The numbers of cases involving antibiotic-resistant bacterial pathogens are increasing; as a result, mankind is facing a dilemma and screening for new antibiotics is urgently needed [23]. Microbial secondary metabolites are the predominant source of biologically active products that can be used as therapeutic agents to preserve human life and health [24]. Meroterpenoids can play a significant role in this endeavour, since most of them show an impressive range of biological activity [9]. In this study, we described the identification, purification, and structure elucidation of two new naphthoquinone-based meroterpenoids, furaquinocins K and L, from the Streptomyces sp. Je 1-369 strain isolated from the rhizosphere soil of J. excelsa. Furaquinocins are a small family of meroterpenoids, including furaquinocins A–J [15,16,17], furanonaphthoquinone I, which is a regioisomer of furaquinocin C [25], furaquinocin derivatives PI-220 [26], and JBIR-136 [27]. The furaquinocins A-J and their homologues differ only in the modification of the terpene side chains. However, the furaquinocins K and L isolated in this study contained a modification in the naphthoquinone moiety. In addition, the structure of furaquinocin L included an acetylhydrazone moiety, which is quite rare among natural products [28]. Not surprisingly, relatively little is known about hydrazone biosynthesis. A recent study showed that the hydrazone group is formed by nonenzymatic Japp–Klingemann coupling between the electrophilic diazotated alkyl 5-hydroxylanthranilate and a β-keto aldehyde-containing cyclic peptide precursor during tazicamide biosynthesis [29]. Given the cardinal difference in the structure between tazicamides and furaquinocin L, we believe that the formation of the hydrazone group between these structures will also be different.
The gene cluster of furaquinocin B was identified in the course of a study by Kawasaki et al. [30] due to its promising cytotoxic activity against human cancer cells. Genome analysis of the Je 1-369 strain revealed a gene cluster that showed a 60% homology with the cluster of furaquinocin B biosynthesis. Moreover, this cluster was located in the TIRs at the ends of the chromosome. The presence of gene clusters that are duplicated in streptomycete chromosomes is called “superclusters” and can often affect production levels [31]. However, we did not find any genes similar to the genes involved in N–N bond formation in the identified furaquinocin gene cluster. Thus, we suggest that extracluster genes or genes in which the function has not yet been characterized may be involved in the formation of the furaquinocin L structure. Thus, further studies on the biosynthesis of furaquinocin L, namely, the formation of acetylhydrazone, will clarify the nature and mechanisms of hydrazone-containing compound formation.
As mentioned above, the furaquinocins showed promising cytotoxic activity but did not exhibit antimicrobial activity.

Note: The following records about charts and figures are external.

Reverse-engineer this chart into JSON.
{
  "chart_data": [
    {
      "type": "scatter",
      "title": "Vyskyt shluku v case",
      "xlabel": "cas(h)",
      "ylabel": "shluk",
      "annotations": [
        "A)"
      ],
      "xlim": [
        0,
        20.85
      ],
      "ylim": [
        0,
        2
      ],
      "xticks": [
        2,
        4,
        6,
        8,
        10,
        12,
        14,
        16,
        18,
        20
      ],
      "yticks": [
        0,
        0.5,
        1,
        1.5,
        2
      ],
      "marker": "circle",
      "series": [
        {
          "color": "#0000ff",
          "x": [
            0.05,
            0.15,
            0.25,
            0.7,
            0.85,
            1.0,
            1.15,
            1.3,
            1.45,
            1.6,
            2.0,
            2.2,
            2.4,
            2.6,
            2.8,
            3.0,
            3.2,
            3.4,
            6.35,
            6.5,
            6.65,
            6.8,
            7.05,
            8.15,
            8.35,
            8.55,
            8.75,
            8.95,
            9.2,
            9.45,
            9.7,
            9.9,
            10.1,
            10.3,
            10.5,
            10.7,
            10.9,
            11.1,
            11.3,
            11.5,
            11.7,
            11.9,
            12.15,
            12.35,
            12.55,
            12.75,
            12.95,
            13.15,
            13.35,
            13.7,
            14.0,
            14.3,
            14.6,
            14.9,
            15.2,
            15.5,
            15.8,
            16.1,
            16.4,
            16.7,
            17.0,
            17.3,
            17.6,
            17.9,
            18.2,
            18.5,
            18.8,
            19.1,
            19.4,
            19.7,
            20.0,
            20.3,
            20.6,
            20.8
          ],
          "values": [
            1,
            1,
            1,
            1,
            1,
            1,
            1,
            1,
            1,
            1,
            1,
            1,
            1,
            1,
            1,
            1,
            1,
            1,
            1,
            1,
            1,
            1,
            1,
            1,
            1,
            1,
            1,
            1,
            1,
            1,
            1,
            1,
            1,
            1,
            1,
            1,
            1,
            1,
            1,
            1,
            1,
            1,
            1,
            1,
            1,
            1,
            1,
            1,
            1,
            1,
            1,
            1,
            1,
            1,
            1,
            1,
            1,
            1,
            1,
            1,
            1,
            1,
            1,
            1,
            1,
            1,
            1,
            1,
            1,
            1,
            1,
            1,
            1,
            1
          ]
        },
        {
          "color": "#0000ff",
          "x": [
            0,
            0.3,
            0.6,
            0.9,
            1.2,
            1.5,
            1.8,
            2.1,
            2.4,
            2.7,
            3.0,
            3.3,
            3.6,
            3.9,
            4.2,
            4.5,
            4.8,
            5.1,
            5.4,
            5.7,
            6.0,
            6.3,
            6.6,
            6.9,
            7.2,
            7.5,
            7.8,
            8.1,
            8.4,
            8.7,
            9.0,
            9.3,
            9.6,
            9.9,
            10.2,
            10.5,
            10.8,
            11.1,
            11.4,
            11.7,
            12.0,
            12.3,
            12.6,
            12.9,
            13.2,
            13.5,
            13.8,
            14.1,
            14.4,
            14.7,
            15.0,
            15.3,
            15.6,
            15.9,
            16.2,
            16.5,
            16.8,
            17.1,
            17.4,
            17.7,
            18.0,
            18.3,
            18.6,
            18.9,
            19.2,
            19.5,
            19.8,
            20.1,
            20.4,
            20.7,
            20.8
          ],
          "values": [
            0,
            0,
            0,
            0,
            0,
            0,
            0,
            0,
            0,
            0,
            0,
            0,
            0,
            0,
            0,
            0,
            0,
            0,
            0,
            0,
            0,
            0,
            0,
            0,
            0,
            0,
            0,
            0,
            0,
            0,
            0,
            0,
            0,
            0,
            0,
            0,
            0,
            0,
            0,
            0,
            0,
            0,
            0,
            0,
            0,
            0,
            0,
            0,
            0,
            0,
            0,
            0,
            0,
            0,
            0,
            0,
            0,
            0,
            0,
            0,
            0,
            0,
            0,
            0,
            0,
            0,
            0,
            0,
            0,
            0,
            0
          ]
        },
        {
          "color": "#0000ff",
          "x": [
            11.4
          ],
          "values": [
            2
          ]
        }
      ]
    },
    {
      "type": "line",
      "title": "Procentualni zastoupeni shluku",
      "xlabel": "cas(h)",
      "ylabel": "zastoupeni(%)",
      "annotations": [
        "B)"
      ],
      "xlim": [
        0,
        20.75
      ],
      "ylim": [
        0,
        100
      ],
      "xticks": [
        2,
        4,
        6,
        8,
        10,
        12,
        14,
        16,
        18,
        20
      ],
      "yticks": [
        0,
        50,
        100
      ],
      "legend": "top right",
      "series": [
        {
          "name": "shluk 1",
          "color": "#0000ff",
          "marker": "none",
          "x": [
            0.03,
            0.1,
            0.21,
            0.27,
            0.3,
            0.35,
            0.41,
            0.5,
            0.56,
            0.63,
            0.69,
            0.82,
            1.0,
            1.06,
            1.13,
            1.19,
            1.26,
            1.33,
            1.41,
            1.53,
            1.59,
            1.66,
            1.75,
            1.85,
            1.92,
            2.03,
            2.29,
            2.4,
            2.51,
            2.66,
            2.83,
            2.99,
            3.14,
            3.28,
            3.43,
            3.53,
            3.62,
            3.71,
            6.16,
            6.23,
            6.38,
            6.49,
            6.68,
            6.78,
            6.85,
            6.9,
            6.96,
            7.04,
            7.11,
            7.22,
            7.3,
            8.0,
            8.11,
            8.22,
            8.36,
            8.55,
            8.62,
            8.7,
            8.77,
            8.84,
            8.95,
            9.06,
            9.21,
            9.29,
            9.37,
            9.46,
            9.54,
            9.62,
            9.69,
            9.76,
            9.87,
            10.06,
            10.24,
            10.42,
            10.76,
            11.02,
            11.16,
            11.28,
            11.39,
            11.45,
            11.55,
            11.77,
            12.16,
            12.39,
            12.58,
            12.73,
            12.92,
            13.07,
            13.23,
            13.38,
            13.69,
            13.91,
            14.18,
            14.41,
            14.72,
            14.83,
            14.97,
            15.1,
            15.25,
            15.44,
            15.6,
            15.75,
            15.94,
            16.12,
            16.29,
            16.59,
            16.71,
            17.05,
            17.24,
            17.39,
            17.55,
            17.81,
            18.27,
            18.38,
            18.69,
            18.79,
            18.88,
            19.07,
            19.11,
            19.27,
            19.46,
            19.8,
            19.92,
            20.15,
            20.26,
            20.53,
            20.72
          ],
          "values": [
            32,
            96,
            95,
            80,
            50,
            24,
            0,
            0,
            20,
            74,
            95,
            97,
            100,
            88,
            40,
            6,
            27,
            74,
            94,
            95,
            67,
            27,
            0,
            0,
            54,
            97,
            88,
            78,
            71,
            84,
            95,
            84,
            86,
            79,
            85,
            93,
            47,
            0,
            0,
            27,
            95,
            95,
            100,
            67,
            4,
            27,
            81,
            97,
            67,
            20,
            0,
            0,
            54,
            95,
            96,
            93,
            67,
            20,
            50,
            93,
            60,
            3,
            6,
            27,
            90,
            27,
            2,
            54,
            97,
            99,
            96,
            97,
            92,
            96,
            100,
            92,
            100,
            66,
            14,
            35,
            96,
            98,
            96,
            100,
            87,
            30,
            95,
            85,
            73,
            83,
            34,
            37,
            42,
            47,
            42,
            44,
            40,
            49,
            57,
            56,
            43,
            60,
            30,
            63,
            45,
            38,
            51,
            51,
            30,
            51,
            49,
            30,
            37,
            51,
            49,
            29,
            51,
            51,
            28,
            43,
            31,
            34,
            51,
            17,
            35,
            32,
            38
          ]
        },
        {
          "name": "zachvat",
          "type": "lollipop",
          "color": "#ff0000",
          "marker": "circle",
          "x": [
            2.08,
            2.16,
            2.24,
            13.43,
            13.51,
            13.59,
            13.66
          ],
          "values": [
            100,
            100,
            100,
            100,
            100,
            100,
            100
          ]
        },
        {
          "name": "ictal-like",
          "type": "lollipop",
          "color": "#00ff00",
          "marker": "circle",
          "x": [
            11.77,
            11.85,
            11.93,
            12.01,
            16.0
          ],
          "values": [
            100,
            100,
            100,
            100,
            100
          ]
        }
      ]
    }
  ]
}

Furaquinocin K showed no antimicrobial activity but demonstrated cytotoxicity against HepG2 cells in the same manner as the described furaquinocins and their analogues. This was explained by the slight difference in the chemical structures, in which the difference between the C and K furaquinocins lay in the methoxy group at C-4 (Figure 1). We also hypothesized that the presence of acetylhydrazone in the structure of furaquinocin L may have a significant effect on its activity, since N–N-containing natural compounds exhibit a diverse spectrum of biological activities [28]. As a result, furaquinocin L containing acetylhydrazone showed activity against Gram-positive bacteria in the absence of cytotoxicity. Therefore, to the best of our knowledge, this is the first furaquinocin with antibacterial activity. Thus, our study expands the possibilities of using furaquinocins not only as anticancer agents but also as potential antibacterial agents.

4. Materials and Methods

4.1. General Experimental Procedures

The strain Je 1-369 isolated from the rhizosphere soil of J. excelsa was used in this study. This strain was isolated by direct inoculation of an aqueous suspension of soil on OM medium (20 g/L oat flour and 20 g/L agar; pH 7.2) and incubated at 28 °C for 14 days. Spores and mycelial suspensions of Je 1-369 strain were stored in 20% (v/v) glycerol solution at −20 °C and deposited in the Microbial Culture Collection of Antibiotic Producers (MCCAP) of Ivan Franko National University of Lviv (collection number Lv 391).
OM medium was used to cultivate the actinomycete strain. Liquid tryptic soy broth (TSB) (Sigma-Aldrich, St. Louis, MO, USA) was used for the extraction of total DNA. SG medium (20.0 g/L glucose, 10 g/L soy peptone, and 2 g/L CaCO3; pH 7.2) was used to produce the secondary metabolites.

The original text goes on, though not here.